Revue Minuit




commentaire : un jour, sans qu'on sache trop exactement pourquoi, on se met en tête de collectionner tel auteur, telle collection, telle revue (lubie qu'on peut évidemment élargir à la musique et à tout ce qu'on voudra). Cette quête fétichiste tourne chez certains à l'obsession, au trouble monomaniaque, qui envahit l'existence du sujet et celle de son entourage et se révèle parfois ruineuse. À la névrose dispendieuse, on a préféré les chemins capricieux du hasard, plus guillerets et plus économiques.
C'est ainsi qu'on vient d'acquérir sur eBay pour une bouchée de pain un lot de la revue Minuit, lot au sein duquel figurent les trois premiers numéro de cette publication. On l'aura compris, on s'est mis en tête de réunir la collection complète des Minuit. Il y eut cinquante numéros. La revue fut créée en 1972 et vécut jusqu'en 1982. D'après ce que l'on sait, Jérôme Lindon en confia les rênes à Tony Duvert en 1976, et c'est Mathieu Lindon, le fils de JL, qui en récupéra la direction peu après.
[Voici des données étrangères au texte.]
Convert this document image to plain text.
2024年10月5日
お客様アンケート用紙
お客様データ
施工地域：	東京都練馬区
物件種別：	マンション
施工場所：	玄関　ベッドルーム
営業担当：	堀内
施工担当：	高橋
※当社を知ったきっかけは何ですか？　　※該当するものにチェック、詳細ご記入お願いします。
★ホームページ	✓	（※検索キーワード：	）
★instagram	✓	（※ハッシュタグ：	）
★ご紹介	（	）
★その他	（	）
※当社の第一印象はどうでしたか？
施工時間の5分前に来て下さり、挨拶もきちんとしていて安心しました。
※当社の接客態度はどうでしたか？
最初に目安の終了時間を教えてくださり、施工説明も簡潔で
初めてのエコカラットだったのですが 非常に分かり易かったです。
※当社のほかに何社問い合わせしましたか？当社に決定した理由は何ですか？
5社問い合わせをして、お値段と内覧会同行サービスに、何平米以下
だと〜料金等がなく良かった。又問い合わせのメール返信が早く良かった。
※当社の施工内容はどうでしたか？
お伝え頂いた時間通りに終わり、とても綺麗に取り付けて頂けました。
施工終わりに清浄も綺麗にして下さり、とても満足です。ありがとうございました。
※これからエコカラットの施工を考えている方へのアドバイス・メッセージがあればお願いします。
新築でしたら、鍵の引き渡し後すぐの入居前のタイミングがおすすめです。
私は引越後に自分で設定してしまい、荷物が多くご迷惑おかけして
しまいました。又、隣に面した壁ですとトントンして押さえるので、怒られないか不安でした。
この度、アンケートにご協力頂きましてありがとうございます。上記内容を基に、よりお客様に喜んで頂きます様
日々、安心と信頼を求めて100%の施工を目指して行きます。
Au sommaire du numéro un, on a droit à Tony Duvert, Samuel Beckett, Pierre Bourdieu, Robert Pinget, Alain Robbe-Grillet, Didier Coste et Sergio Fernandez (et dans le numéro suivant on a entre autres le tandem Deleuez-Guattari ou Monique Wittig). C'est évidemment très "Minuit". Par la suite, la revue s'ouvrira à de nouveaux auteurs qui, pour certains, deviendront des habitués de la maison. Trois illustrateurs, parfois présents au sein de la revue elle-même, signeront toutes les couvertures : Michel Longuet, Ramon Alejandro et Martin Vaughn-James.
Ce qui est plaisant, dans cette revue, c'est son côté succursale d'éditeur ; son rôle de laboratoire ; la diversité des signatures qu'on y trouve ; la variété des styles, aussi (même si cela dépend des livraisons) ; les premières apparitions de noms qui vont rester... et de ceux qu'on ne va plus revoir. Et puis, avouons-le, on s'amuse de voir le coup de vieux terrible que prennent souvent les avant-garde auto-proclamées, avec ces auteurs qui se croyaient obligés, par exemple, de balancer de gros pavés sans ponctuation ni paragraphes (il faudrait un jour énumérer les tics de l'époque...) pour faire moderne. Près de quarante plus tard, c'est assez réjouissant.